I hate the idea of Arsenal. I don’t mean the north London football team, which has always seemed to me one of the more acceptable London teams to support, though if I retained any interest in the game I’d more likely go to QPR or Brentford, the latter a team that several of my team mates when I played under-11 football in the cub league ended up at. But I wasn’t one of the stars of the side and even on the good days when we scored 40 or 50 goals in a match I seldom strayed goal-wards but stayed was left back in my own half.

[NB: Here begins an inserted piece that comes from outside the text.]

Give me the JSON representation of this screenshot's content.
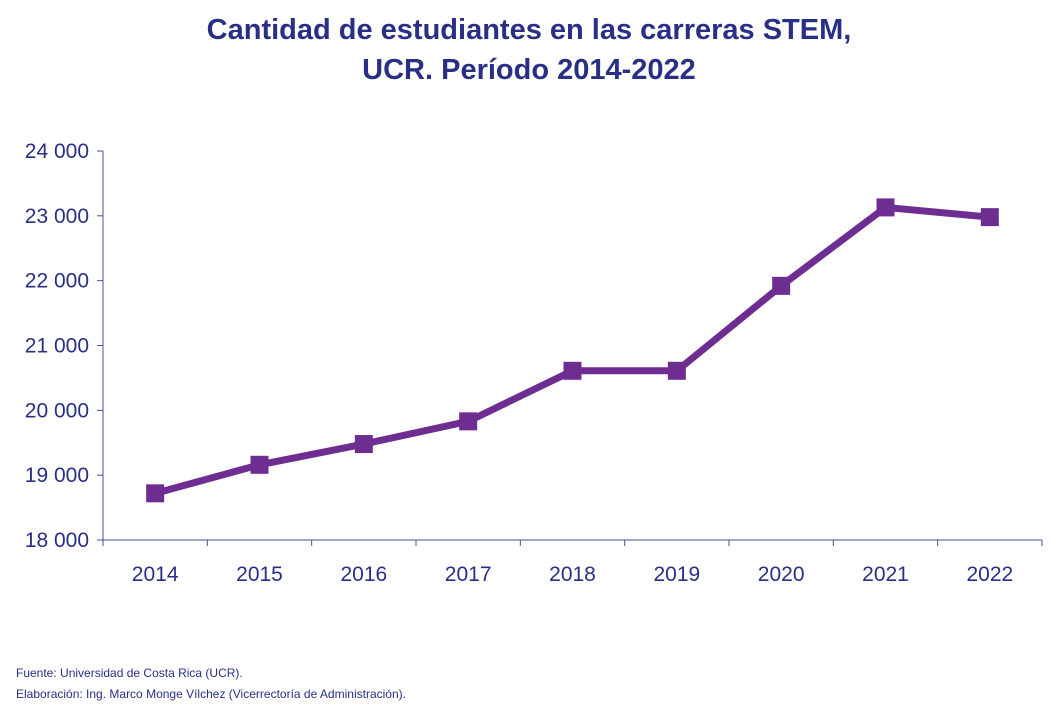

Though I was reasonably lethal to the opposing forwards and we seldom if ever let a goal in.

Arsenal, the intelligent camera assistant is a little device that sits on top of your camera and thinks for you, currently on Kickstarter. I watched one of the videos on the site and was appalled.

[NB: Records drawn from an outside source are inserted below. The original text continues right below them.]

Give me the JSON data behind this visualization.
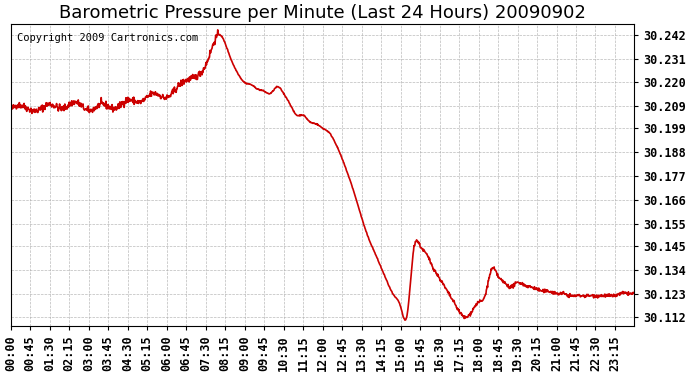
{
  "title": "Barometric Pressure per Minute (Last 24 Hours) 20090902",
  "copyright": "Copyright 2009 Cartronics.com",
  "line_color": "#cc0000",
  "background_color": "#ffffff",
  "plot_background": "#ffffff",
  "grid_color": "#aaaaaa",
  "yticks": [
    30.112,
    30.123,
    30.134,
    30.145,
    30.155,
    30.166,
    30.177,
    30.188,
    30.199,
    30.209,
    30.22,
    30.231,
    30.242
  ],
  "ytick_labels": [
    "30.112",
    "30.123",
    "30.134",
    "30.145",
    "30.155",
    "30.166",
    "30.177",
    "30.188",
    "30.199",
    "30.209",
    "30.220",
    "30.231",
    "30.242"
  ],
  "ylim": [
    30.108,
    30.247
  ],
  "xtick_labels": [
    "00:00",
    "00:45",
    "01:30",
    "02:15",
    "03:00",
    "03:45",
    "04:30",
    "05:15",
    "06:00",
    "06:45",
    "07:30",
    "08:15",
    "09:00",
    "09:45",
    "10:30",
    "11:15",
    "12:00",
    "12:45",
    "13:30",
    "14:15",
    "15:00",
    "15:45",
    "16:30",
    "17:15",
    "18:00",
    "18:45",
    "19:30",
    "20:15",
    "21:00",
    "21:45",
    "22:30",
    "23:15"
  ],
  "title_fontsize": 13,
  "tick_fontsize": 8.5,
  "copyright_fontsize": 7.5,
  "line_width": 1.2,
  "waypoints_t": [
    0,
    30,
    60,
    90,
    120,
    150,
    180,
    210,
    240,
    270,
    300,
    330,
    360,
    390,
    420,
    450,
    465,
    480,
    495,
    510,
    525,
    540,
    555,
    570,
    585,
    600,
    615,
    630,
    645,
    660,
    675,
    690,
    705,
    720,
    735,
    750,
    765,
    780,
    795,
    810,
    825,
    840,
    855,
    870,
    885,
    900,
    915,
    930,
    945,
    960,
    975,
    990,
    1005,
    1020,
    1035,
    1050,
    1065,
    1080,
    1095,
    1110,
    1125,
    1140,
    1155,
    1170,
    1185,
    1200,
    1215,
    1230,
    1245,
    1260,
    1275,
    1290,
    1305,
    1320,
    1335,
    1350,
    1365,
    1380,
    1395,
    1410,
    1425,
    1439
  ],
  "waypoints_v": [
    30.207,
    30.209,
    30.207,
    30.21,
    30.208,
    30.211,
    30.207,
    30.21,
    30.208,
    30.212,
    30.211,
    30.215,
    30.213,
    30.219,
    30.222,
    30.228,
    30.236,
    30.242,
    30.238,
    30.23,
    30.224,
    30.22,
    30.219,
    30.217,
    30.216,
    30.215,
    30.218,
    30.215,
    30.21,
    30.205,
    30.205,
    30.202,
    30.201,
    30.199,
    30.197,
    30.192,
    30.185,
    30.177,
    30.168,
    30.158,
    30.149,
    30.142,
    30.135,
    30.128,
    30.122,
    30.117,
    30.113,
    30.143,
    30.145,
    30.141,
    30.135,
    30.13,
    30.125,
    30.12,
    30.115,
    30.112,
    30.115,
    30.119,
    30.122,
    30.134,
    30.131,
    30.128,
    30.126,
    30.128,
    30.127,
    30.126,
    30.125,
    30.124,
    30.124,
    30.123,
    30.123,
    30.122,
    30.122,
    30.122,
    30.122,
    30.122,
    30.122,
    30.122,
    30.122,
    30.123,
    30.123,
    30.123
  ]
}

I don’t think I’m being a Luddite when I say that ‘I hate the idea of Arsenal.’ It represents the apotheosis of all that is wrong with photography on Flikr and other web-sharing photo sites, reducing the medium to a mechanism for making pretty pictures. Decorative wall art.

I’ve nothing against some of the automation that Arsenal offers (though I’m not convinced it will entirely provide.) It would be good to have something that makes it easy to get the right depth of field – something that was easy when we used manual focus and prime lenses with depth of field scales, but the switch to auto-focus and zoom lenses has made largely guesswork.

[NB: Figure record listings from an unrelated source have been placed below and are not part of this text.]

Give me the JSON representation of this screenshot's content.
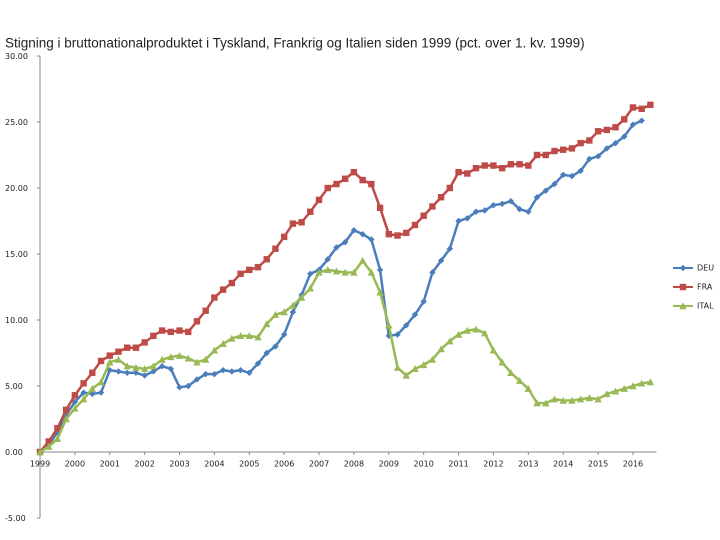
{
  "chart_data": {
    "type": "line",
    "title": "Stigning i bruttonationalproduktet i Tyskland, Frankrig og Italien siden 1999 (pct. over 1. kv. 1999)",
    "categories": [
      "1999",
      null,
      null,
      null,
      "2000",
      null,
      null,
      null,
      "2001",
      null,
      null,
      null,
      "2002",
      null,
      null,
      null,
      "2003",
      null,
      null,
      null,
      "2004",
      null,
      null,
      null,
      "2005",
      null,
      null,
      null,
      "2006",
      null,
      null,
      null,
      "2007",
      null,
      null,
      null,
      "2008",
      null,
      null,
      null,
      "2009",
      null,
      null,
      null,
      "2010",
      null,
      null,
      null,
      "2011",
      null,
      null,
      null,
      "2012",
      null,
      null,
      null,
      "2013",
      null,
      null,
      null,
      "2014",
      null,
      null,
      null,
      "2015",
      null,
      null,
      null,
      "2016",
      null,
      null
    ],
    "series": [
      {
        "name": "DEU",
        "color": "#4a7ebb",
        "marker": "diamond",
        "values": [
          0,
          0.5,
          1.5,
          2.8,
          3.8,
          4.5,
          4.4,
          4.5,
          6.2,
          6.1,
          6.0,
          6.0,
          5.8,
          6.1,
          6.5,
          6.3,
          4.9,
          5.0,
          5.5,
          5.9,
          5.9,
          6.2,
          6.1,
          6.2,
          6.0,
          6.7,
          7.5,
          8.0,
          8.9,
          10.6,
          11.9,
          13.5,
          13.8,
          14.6,
          15.5,
          15.9,
          16.8,
          16.5,
          16.1,
          13.8,
          8.8,
          8.9,
          9.6,
          10.4,
          11.4,
          13.6,
          14.5,
          15.4,
          17.5,
          17.7,
          18.2,
          18.3,
          18.7,
          18.8,
          19.0,
          18.4,
          18.2,
          19.3,
          19.8,
          20.3,
          21.0,
          20.9,
          21.3,
          22.2,
          22.4,
          23.0,
          23.4,
          23.9,
          24.8,
          25.1,
          null
        ]
      },
      {
        "name": "FRA",
        "color": "#be4b48",
        "marker": "square",
        "values": [
          0,
          0.8,
          1.8,
          3.2,
          4.3,
          5.2,
          6.0,
          6.9,
          7.3,
          7.6,
          7.9,
          7.9,
          8.3,
          8.8,
          9.2,
          9.1,
          9.2,
          9.1,
          9.9,
          10.7,
          11.7,
          12.3,
          12.8,
          13.5,
          13.8,
          14.0,
          14.6,
          15.4,
          16.3,
          17.3,
          17.4,
          18.2,
          19.1,
          20.0,
          20.3,
          20.7,
          21.2,
          20.6,
          20.3,
          18.5,
          16.5,
          16.4,
          16.6,
          17.2,
          17.9,
          18.6,
          19.3,
          20.0,
          21.2,
          21.1,
          21.5,
          21.7,
          21.7,
          21.5,
          21.8,
          21.8,
          21.7,
          22.5,
          22.5,
          22.8,
          22.9,
          23.0,
          23.4,
          23.6,
          24.3,
          24.4,
          24.6,
          25.2,
          26.1,
          26.0,
          26.3
        ]
      },
      {
        "name": "ITAL",
        "color": "#98b954",
        "marker": "triangle",
        "values": [
          0,
          0.4,
          1.0,
          2.5,
          3.3,
          4.0,
          4.8,
          5.3,
          6.8,
          7.0,
          6.5,
          6.4,
          6.3,
          6.5,
          7.0,
          7.2,
          7.3,
          7.1,
          6.8,
          7.0,
          7.7,
          8.2,
          8.6,
          8.8,
          8.8,
          8.7,
          9.7,
          10.4,
          10.6,
          11.1,
          11.7,
          12.4,
          13.6,
          13.8,
          13.7,
          13.6,
          13.6,
          14.5,
          13.6,
          12.1,
          9.6,
          6.4,
          5.8,
          6.3,
          6.6,
          7.0,
          7.8,
          8.4,
          8.9,
          9.2,
          9.3,
          9.0,
          7.7,
          6.8,
          6.0,
          5.4,
          4.8,
          3.7,
          3.7,
          4.0,
          3.9,
          3.9,
          4.0,
          4.1,
          4.0,
          4.4,
          4.6,
          4.8,
          5.0,
          5.2,
          5.3
        ]
      }
    ],
    "ylim": [
      -5,
      30
    ],
    "yticks": [
      {
        "value": -5,
        "label": "-5.00"
      },
      {
        "value": 0,
        "label": "0.00"
      },
      {
        "value": 5,
        "label": "5.00"
      },
      {
        "value": 10,
        "label": "10.00"
      },
      {
        "value": 15,
        "label": "15.00"
      },
      {
        "value": 20,
        "label": "20.00"
      },
      {
        "value": 25,
        "label": "25.00"
      },
      {
        "value": 30,
        "label": "30.00"
      }
    ],
    "legend": "right"
  }
}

But when it comes to using a databank of pictures to decide how to come up with the best treatment for a particular scene this seems to be a certain recipe for the kind of dreary uniformity that distinguishes much of those pretty pictures that attract thousands of on-line ‘likes.’ And also occupy a certain section of the art photography market.

I used to confuse students by telling them that ‘photography isn’t about making pictures’, and I think this device illustrates well what I meant it wasn’t. Photography for me is about having something to say and finding a way to say it effectively. And that means trying to say it in a different way, not how other pictures have done it, though that isn’t easy. The pictures that are best have an element of visual surprise and don’t correspond to rules or stereotypes.

Arsenal sits on top of the camera which sits on top of a tripod, which to me is generally a basic mistake in taking photographs. There are some highly specialised areas where a tripod is needed, but only a very small percentage of good photography is make using one. If you want to do time-lapse photography I think ‘Arsenal’ would be a good buy. But if you want to use an 8×10″ – which admittedly is a little tricky hand-held – you won’t find Arsenal able to cope.

Way back in the 1890s, Kodak and art photographers such as Alfred Steiglitz liberated the camera from the tripod in many areas of photography, and advances in materials and equipment in the roughly 120 years since has meant that cumbersome appendage is seldom needed.